Like books written by all good traders here too we are treated to a delightful exposition on risk management. Though his techniques utilise the fundamental priciples of risk management he also details some methods developed by his own trading experiences. In his own words "I have developed a unique approach that integrates knowledge of odds, the markets and their instruments, technical analysis, statistical probability, economics, politics and human psychology. I combine all of them assessing risk/reward from every possible dimension to keep the odds in my favour." He boils down his techniques of risk management to a system of bookmakers odds; whereby he seeks a minimum ratio before accepting atrade. In principle, looking for minimum odds while trading is much like a value investor seeking a margin of safety by buying below intrinsic value.

He links his business philosophy to three basic principles which he calls "thinking in essentials" (it must be pointed out that the author has been greatly influenced by the unbridled laissez-faire capitalist thinking of Ayn Rand). These three principles involve dealing with trading in financial markets not simply as a source for profits but rather as an approach to money management and are preservation of capital, consistent profitability and superior returns.

Even though he does not profess to be a technical trader (he refers to technical analysis as an important auxillary tool) he postulates the importance of being aware of its principles. To that end he even basis his primary risk/reward tools on the tenets of Dow Theory; and on the results produced by the application of the theory to daily trading. He also displays a very clear understanding of DowTheory and is careful in marking out what prospective traders should be looking at as far as using technical analysis goes. But he also warns traders and speculators that Dow Theory alone is by no means a comprehensive way to forecast market behaviour but at the same time it is a body of knowledge that no prudent speculator should ignore. He observes that traders who rely solely on charts for identifying trades do not have a very consistent track record.

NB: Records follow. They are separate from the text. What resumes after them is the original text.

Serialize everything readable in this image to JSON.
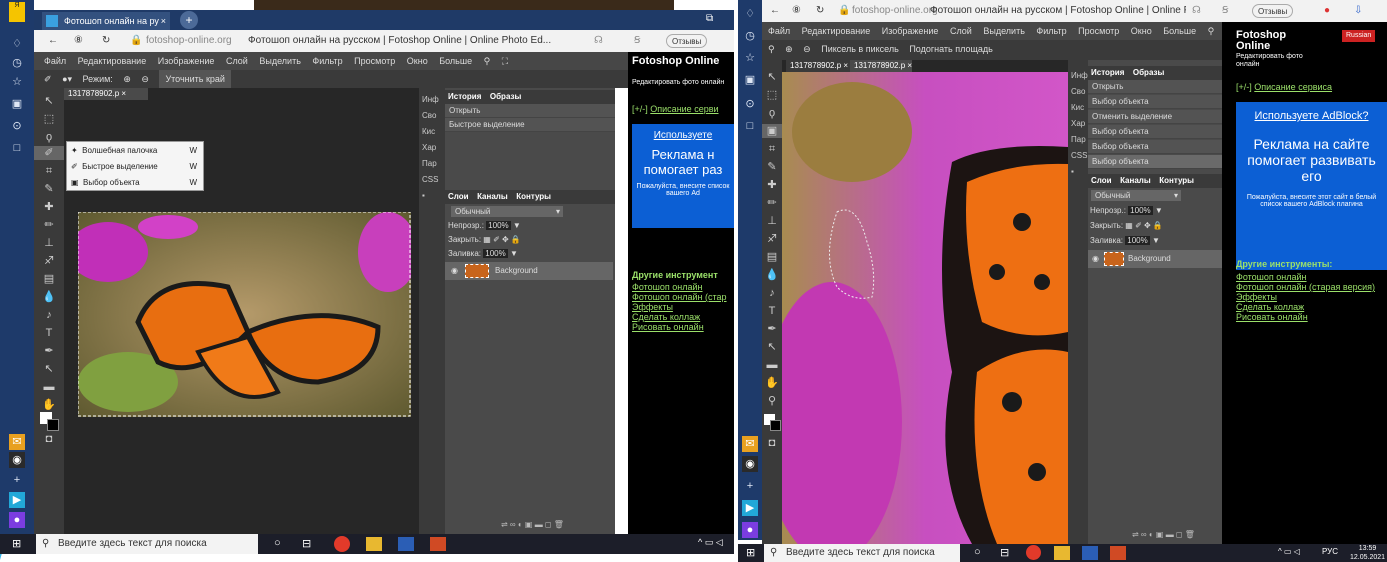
{
  "left": {
    "browser_tab": "Фотошоп онлайн на ру",
    "address_domain": "fotoshop-online.org",
    "page_title": "Фотошоп онлайн на русском | Fotoshop Online | Online Photo Ed...",
    "feedback": "Отзывы",
    "menu": [
      "Файл",
      "Редактирование",
      "Изображение",
      "Слой",
      "Выделить",
      "Фильтр",
      "Просмотр",
      "Окно",
      "Больше"
    ],
    "options": {
      "mode_label": "Режим:",
      "refine": "Уточнить край"
    },
    "doc_tab": "1317878902.p",
    "flyout": [
      {
        "label": "Волшебная палочка",
        "key": "W"
      },
      {
        "label": "Быстрое выделение",
        "key": "W"
      },
      {
        "label": "Выбор объекта",
        "key": "W"
      }
    ],
    "side_labels": [
      "Инф",
      "Сво",
      "Кис",
      "Хар",
      "Пар",
      "CSS"
    ],
    "history_tabs": [
      "История",
      "Образы"
    ],
    "history": [
      "Открыть",
      "Быстрое выделение"
    ],
    "layer_tabs": [
      "Слои",
      "Каналы",
      "Контуры"
    ],
    "blend": "Обычный",
    "opacity_label": "Непрозр.:",
    "opacity": "100%",
    "lock_label": "Закрыть:",
    "fill_label": "Заливка:",
    "fill": "100%",
    "layer_name": "Background",
    "ad": {
      "title": "Fotoshop Online",
      "subtitle": "Редактировать фото онлайн",
      "toggle": "[+/-]",
      "desc_link": "Описание серви",
      "adblock": "Используете",
      "headline": "Реклама н помогает раз",
      "small": "Пожалуйста, внесите список вашего Ad",
      "other_title": "Другие инструмент",
      "links": [
        "Фотошоп онлайн",
        "Фотошоп онлайн (стар",
        "Эффекты",
        "Сделать коллаж",
        "Рисовать онлайн"
      ]
    },
    "taskbar_search": "Введите здесь текст для поиска"
  },
  "right": {
    "address_domain": "fotoshop-online.org",
    "page_title": "Фотошоп онлайн на русском | Fotoshop Online | Online Photo Edi...",
    "feedback": "Отзывы",
    "menu": [
      "Файл",
      "Редактирование",
      "Изображение",
      "Слой",
      "Выделить",
      "Фильтр",
      "Просмотр",
      "Окно",
      "Больше"
    ],
    "options": {
      "pixel": "Пиксель в пиксель",
      "fit": "Подогнать площадь"
    },
    "doc_tabs": [
      "1317878902.p",
      "1317878902.p"
    ],
    "side_labels": [
      "Инф",
      "Сво",
      "Кис",
      "Хар",
      "Пар",
      "CSS"
    ],
    "history_tabs": [
      "История",
      "Образы"
    ],
    "history": [
      "Открыть",
      "Выбор объекта",
      "Отменить выделение",
      "Выбор объекта",
      "Выбор объекта",
      "Выбор объекта"
    ],
    "layer_tabs": [
      "Слои",
      "Каналы",
      "Контуры"
    ],
    "blend": "Обычный",
    "opacity_label": "Непрозр.:",
    "opacity": "100%",
    "lock_label": "Закрыть:",
    "fill_label": "Заливка:",
    "fill": "100%",
    "layer_name": "Background",
    "ad": {
      "title": "Fotoshop Online",
      "subtitle": "Редактировать фото онлайн",
      "lang": "Russian",
      "toggle": "[+/-]",
      "desc_link": "Описание сервиса",
      "adblock": "Используете AdBlock?",
      "headline": "Реклама на сайте помогает развивать его",
      "small": "Пожалуйста, внесите этот сайт в белый список вашего AdBlock плагина",
      "other_title": "Другие инструменты:",
      "links": [
        "Фотошоп онлайн",
        "Фотошоп онлайн (старая версия)",
        "Эффекты",
        "Сделать коллаж",
        "Рисовать онлайн"
      ]
    },
    "taskbar_search": "Введите здесь текст для поиска",
    "tray_lang": "РУС",
    "time": "13:59",
    "date": "12.05.2021"
  },
  "colors": {
    "dark": "#272727",
    "panel": "#4a4a4a",
    "ad_blue": "#0c5fd4",
    "tab_blue": "#1f3a67",
    "link_green": "#9be06a"
  }
}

His views on the economic boom and bust cycles are very fundamental to the process of speculating and he relates the thinking of Ludwig Von Mises on the eventual debiliating effects of constant credit expansion and subsequent contractions to modern day economic thinking and his strategy for surviving in the financial markets calls for estimating the level of central bank (read government) intervention in determining interest rates, credit flows and the consequent effect on asset prices.

But at a micro level Sperando feels that decision making and buildinga discipline to stick with that decision is crucial to trading in the financial markets. He talks of the will to execute knowledge as the key to successful trading. He says that acquiring a certain or even a competent level of knowledge is relatively easy but putting that knowledge into action in a consistent manner is the hard part. Citing an analogy, he points out that there is lot of literature available on weight loss but no more than 12 out of 100 people who enroll in a course for weight loss will actually lose some and then only 2 out of those twelve will maintain that weight loss for a year. He dwells at great length on the psychology of a trader and through those views he sketches the personal attributes required to build a successful career as a trader and he has rightly emphasised the need for independent thinking as one very critical attribute.